3h28... Macron promulgue la loi ! #cdanslair 15.04.2023
Transcription Whisper (large-v3), avec identification des locuteurs. À recouper avec la source d'origine.
Pas de temps à perdre. Le président va vite, très vite. Hier soir, à l'abri des regards, Emmanuel Macron promulgue la réforme des retraites à 3h28. Fini l'époque des premiers textes où la presse était invitée à immortaliser la signature du président. Sa grande réforme du quinquennat n'aura pas ses honneurs. Dehors à Paris, la colère se fait entendre.
Un rassemblement statique, c'est important, mais c'est aussi bien de bouger dans les rues, de récupérer des gens qui sont peut-être d'accord avec la mobilisation et de les amener aussi, de montrer que le mouvement n'est pas éteint.

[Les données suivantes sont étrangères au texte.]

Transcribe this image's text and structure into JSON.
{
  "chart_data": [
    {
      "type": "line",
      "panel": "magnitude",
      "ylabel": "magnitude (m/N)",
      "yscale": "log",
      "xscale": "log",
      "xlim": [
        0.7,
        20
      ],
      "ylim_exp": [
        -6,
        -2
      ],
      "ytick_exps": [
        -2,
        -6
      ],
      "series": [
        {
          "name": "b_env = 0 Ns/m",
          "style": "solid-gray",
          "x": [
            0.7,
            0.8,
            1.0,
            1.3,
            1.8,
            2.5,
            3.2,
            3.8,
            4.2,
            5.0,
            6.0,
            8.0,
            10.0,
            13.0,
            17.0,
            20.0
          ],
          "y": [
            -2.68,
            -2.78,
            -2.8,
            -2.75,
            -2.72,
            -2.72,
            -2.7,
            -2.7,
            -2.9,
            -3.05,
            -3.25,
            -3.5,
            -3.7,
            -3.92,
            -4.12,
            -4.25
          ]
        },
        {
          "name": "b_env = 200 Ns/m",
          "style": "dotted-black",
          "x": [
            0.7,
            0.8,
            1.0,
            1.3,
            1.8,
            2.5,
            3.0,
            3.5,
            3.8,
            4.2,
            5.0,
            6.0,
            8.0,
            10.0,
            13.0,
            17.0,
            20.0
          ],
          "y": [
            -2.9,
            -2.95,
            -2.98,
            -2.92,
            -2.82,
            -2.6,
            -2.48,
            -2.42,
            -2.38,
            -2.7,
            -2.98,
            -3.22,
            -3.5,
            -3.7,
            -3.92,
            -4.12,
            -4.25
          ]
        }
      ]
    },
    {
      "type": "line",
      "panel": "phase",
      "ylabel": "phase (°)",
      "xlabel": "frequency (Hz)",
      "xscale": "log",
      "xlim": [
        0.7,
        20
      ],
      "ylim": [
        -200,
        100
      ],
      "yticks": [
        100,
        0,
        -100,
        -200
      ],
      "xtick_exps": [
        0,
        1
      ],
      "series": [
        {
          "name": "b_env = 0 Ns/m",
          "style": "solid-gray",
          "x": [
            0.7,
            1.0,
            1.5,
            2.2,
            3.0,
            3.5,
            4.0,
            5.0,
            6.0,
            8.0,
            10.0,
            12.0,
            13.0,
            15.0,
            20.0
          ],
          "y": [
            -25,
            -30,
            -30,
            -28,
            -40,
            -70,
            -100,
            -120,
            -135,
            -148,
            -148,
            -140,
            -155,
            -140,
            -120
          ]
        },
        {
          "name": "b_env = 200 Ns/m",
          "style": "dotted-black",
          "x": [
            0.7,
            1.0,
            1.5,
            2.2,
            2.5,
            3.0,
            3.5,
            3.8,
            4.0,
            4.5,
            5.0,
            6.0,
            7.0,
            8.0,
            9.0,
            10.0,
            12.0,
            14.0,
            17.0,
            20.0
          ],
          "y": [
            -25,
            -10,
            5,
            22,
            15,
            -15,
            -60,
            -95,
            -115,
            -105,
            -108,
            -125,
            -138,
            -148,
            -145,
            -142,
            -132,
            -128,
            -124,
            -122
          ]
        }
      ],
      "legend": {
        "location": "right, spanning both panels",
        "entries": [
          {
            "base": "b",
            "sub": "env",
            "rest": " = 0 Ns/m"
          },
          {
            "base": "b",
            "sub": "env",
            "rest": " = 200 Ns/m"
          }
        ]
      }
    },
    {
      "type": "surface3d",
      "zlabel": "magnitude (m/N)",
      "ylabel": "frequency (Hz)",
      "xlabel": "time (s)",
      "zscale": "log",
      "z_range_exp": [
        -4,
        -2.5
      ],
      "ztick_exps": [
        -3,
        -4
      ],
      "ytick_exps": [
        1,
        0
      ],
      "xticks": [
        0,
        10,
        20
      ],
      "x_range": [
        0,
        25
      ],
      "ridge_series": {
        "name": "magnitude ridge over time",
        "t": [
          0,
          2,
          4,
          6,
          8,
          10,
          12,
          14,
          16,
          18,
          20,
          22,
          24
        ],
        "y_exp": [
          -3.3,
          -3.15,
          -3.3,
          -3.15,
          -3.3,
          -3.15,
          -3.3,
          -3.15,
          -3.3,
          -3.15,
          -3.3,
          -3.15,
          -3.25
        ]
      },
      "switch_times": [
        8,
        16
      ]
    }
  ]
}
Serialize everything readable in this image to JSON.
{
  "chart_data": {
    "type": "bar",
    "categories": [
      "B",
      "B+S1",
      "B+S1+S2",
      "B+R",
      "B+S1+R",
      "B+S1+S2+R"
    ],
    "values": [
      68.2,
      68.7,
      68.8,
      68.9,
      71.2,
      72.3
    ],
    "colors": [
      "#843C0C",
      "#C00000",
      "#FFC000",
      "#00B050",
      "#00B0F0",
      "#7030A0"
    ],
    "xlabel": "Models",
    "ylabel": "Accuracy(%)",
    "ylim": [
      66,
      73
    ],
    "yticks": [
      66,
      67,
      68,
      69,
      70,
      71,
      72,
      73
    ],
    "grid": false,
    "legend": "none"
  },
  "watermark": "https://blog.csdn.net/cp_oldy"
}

À Rennes, un commissariat est incendié. Quelques heures plus tôt, à 18h exactement, les sages de la rue Cambon ont tranché. Ils valident le passage de l'âge de départ légal à la retraite de 62 à 64 ans, rejettent le RIP, l'index et le CDI senior. Pour Elisabeth Borne, il est à présent temps de tourner la page. Le texte arrive à la fin de son processus démocratique. Ce soir, il n'y a ni vainqueur ni vaincu. Ce midi, le porte-parole du gouvernement, Olivier Véran, appelle les syndicats à renouer le dialogue.
Je crois, je suis même convaincu qu'il y a une volonté, un besoin d'apaisement dans le pays. Et cette volonté d'apaiser, nous le partageons. Et c'est pourquoi d'ailleurs, la loi a été promulguée après sa validation par le Conseil constitutionnel, et que le président de la République tend immédiatement la main aux syndicats pour leur proposer de les rencontrer.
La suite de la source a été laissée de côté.